Deruba una donna nonostante i domiciliari, un 36enne va in carcere

Denunciato e portato in carcere dalla Polizia un 36enne riminese per aver commesso un furto con destrezza nonostante fosse agli arresti domiciliari.

La Questura di Rimini spiega in una nota di aver diramato il 28 giugno scorso alle pattuglie di Polizia, presenti sul territorio, la ricerca di uno scooter nero con il quale due uomini si erano allontanati dopo aver rubato una borsa a una donna in via XX Settembre. Avviate subito le indagini, partendo dai numeri della targa dello scooter parzialmente annotati dai testimoni e dalle descrizioni fornite sulle due persone che hanno commesso il fattaccio. Gli accertamenti hanno permesso agli agenti di Polizia di risalire ad un 36enne, riminese, T.M. le sue iniziali, agli arresti domiciliari per altri reati commessi.

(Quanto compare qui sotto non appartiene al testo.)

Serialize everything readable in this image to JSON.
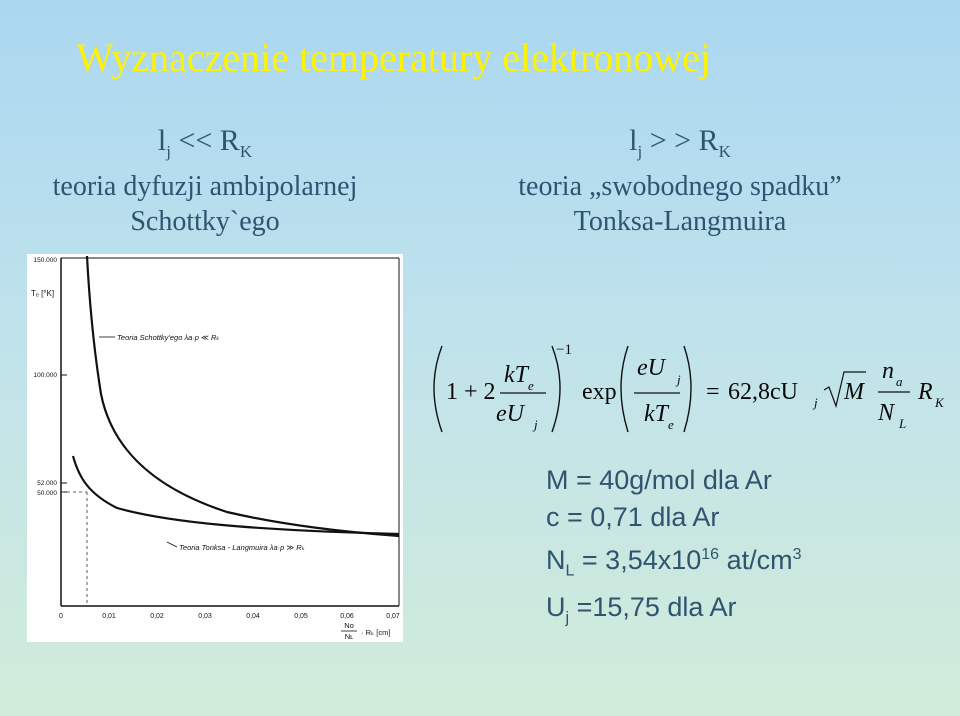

Arrivati all’abitazione del presunto autore del furto, gli agenti hanno però la madre, la quale ha riferito loro che il figlio era in ospedale per sottoporsi a un ciclo di terapie. Ma al nosocomio non solo T.M. non c’era ma addirittura il personale ospedaliero non sapeva il motivo dell’assenza dell’uomo alla terapia.

Tuttavia, dopo alcune ore, lo stesso 36enne riminese si è presentato di sua spontanea volontà al posto di Polizia dell’ospedale “Infermi” di Rimini, senza però fornire una valida documentazione per dimostrare l’autorizzazione concessa per assentarsi e sottoporsi alla terapia.

I poliziotti, oltre ad acquisire la suddetta documentazione, hanno chiesto spiegazioni all’uomo sul fatto che lo scooter intestato al padre fosse stato segnalato durante un atto criminoso.

Dopo alcune domande degli agenti, l’uomo ha affermato spontaneamente che l’autore del furto con destrezza non era lui, ma sapeva dove era stata gettata la borsa rubata alla donna. Sempre il 36enne riminese ha dichiarato che mentre si trovava nella zona dove era avvenuto il furto, ha notato una persona che lanciava una borsa al di là di una recinzione dentro il Parco Marecchia. I poliziotti sono intervenuti nel luogo in questione e, su precise indicazioni di T.M., hanno ritrovato la borsa della vittima e a questa immediatamente riconsegnata.

Ma, valutata la situazione e visti i presupposti e la versione lacunosa fornita dall’uomo, lo stesso è stato comunque denunciato dagli agenti di Polizia per furto con destrezza. Date le gravi violazioni di T.M. alle prescrizioni impartite dall’Autorità Giudiziaria consistenti nel perpetrare reati nelle fasce orarie in cui era stato autorizzato ad allontanarsi dal luogo dove era sottoposto agli arresti domiciliari, il giudice ha deciso di comminare per lo stesso la misura della custodia cautelare in carcere.

Arrivato nella mattinata odierna alla Polizia l’aggravio di tale misura, gli agenti si sono presentati nell’abitazione del 36enne riminese per prelevarlo dalla stessa e portarlo in carcere al fine di dare esecuzione all’ordinanza del giudice.